Anna tak bisa berkata-kata. Gadis ini terlihat masih syok berat.
“Lalu siapa mere—”
Ucapan Micha terputus ketika ia melihat wajah pemuda yang pernah ia temui ketika seminar waktu itu.
“Lho? Kamu?” pekik Micha.
Pemuda pemilik mata serigala ini lantas tersenyum, “Ya ini aku, Kak. Aku benar-benar tidak menyangka kita bisa bertemu kembali.”
Micha hanya terdiam karena ucapan pemuda ini memanglah benar. Micha kembali merasakan debaran yang amat kuat di jantungnya. Namun, kali ini ia tidak akan melarikan diri seperti waktu lalu. Ia butuh penjelasan mengapa Anna bisa ada bersama pemuda tampan ini dan satu temannya.
“Apa baru saja terjadi sesuatu? Kalian berdua berniat berbuat jahat pada temanku, ya!” tuduh Micha sembarangan.
Pemuda tampan ini kompak mendelik kaget bersama dengan temannya.
“Ha?! Itu tidak benar, Kak. Kami malah baru saja menolong teman Kakak dari kejahatan,” jawab pemuda ini.
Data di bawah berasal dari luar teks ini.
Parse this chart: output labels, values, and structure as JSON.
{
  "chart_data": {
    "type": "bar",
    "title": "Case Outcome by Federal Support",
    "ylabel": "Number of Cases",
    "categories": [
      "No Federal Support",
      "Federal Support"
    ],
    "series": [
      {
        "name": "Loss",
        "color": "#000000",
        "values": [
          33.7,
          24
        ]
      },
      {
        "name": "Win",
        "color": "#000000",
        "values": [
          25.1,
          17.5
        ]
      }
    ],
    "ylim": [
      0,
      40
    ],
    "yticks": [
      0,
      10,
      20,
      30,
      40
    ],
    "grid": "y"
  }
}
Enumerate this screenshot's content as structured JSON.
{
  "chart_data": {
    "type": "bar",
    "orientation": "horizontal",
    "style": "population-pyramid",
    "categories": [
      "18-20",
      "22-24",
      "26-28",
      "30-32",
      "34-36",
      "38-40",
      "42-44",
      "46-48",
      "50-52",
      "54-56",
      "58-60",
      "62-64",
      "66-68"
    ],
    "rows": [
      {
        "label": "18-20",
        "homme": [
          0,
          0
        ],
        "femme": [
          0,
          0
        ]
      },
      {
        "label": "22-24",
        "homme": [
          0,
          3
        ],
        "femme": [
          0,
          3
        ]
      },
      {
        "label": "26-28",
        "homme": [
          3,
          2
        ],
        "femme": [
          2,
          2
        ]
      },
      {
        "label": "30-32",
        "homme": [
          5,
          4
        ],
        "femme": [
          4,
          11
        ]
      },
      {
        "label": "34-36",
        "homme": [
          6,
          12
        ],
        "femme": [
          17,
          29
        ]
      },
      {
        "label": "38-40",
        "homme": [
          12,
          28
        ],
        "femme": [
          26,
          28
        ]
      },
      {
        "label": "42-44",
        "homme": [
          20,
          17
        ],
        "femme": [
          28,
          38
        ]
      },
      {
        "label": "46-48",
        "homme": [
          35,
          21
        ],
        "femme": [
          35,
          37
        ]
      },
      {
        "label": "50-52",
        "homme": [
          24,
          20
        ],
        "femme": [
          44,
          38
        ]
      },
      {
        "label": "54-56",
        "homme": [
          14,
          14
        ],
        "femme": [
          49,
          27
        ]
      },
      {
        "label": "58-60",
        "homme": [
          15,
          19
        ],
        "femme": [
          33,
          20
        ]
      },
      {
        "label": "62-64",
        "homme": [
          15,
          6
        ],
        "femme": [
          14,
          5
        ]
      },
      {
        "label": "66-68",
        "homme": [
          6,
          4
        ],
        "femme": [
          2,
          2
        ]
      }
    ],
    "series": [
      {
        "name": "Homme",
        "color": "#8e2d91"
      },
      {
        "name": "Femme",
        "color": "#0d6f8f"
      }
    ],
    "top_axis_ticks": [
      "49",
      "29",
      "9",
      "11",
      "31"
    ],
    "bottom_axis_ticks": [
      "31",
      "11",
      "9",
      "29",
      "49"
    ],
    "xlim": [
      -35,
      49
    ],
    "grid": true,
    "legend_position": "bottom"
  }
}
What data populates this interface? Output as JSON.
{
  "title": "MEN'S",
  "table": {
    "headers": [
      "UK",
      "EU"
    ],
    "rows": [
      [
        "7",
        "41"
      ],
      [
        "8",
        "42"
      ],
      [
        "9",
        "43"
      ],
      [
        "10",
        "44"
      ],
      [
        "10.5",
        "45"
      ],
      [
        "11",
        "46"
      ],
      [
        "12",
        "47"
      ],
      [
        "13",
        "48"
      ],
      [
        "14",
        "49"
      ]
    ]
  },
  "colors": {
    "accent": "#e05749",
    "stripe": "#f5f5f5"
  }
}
Micha lantas menatap Anna, “Apa yang mereka katakan itu benar, Na?”
Anna mengangguk, “Iya, Cha. Aku hampir saja di begal. Untung saja sebelum para penjahat itu melancarkan aksinya, dia datang bersama dengan temannya ini dan menolongku,” jawab Anna sambil menunjuk kedua pemuda tampan ini.
Setelah mendengar jawaban Anna, Micha menjadi sedikit merasa bersalah. Ah... Mengapa Micha asal menuduh seperti itu?
Micha lantas menatap pemuda pemilik hidung paruh elang ini dengan ekspresi malu.
“Eum… maafkan aku. Aku sudah asal menuduh kalian,” ujar Micha sambil menggerak-gerakkan kedua bola matanya untuk menghindari tatapan tajam pemuda di hadapannya ini.
Pemuda ini tersenyum ramah dan sangat tampan, “Iya, Kak. Baiklah. Bagaimana jika Kak Anna pulang bersama dengan Kakak saja? Sementara aku dan Roy mengikuti dari belakang. Sepeda motor Kak Anna biar aku yang membawanya.”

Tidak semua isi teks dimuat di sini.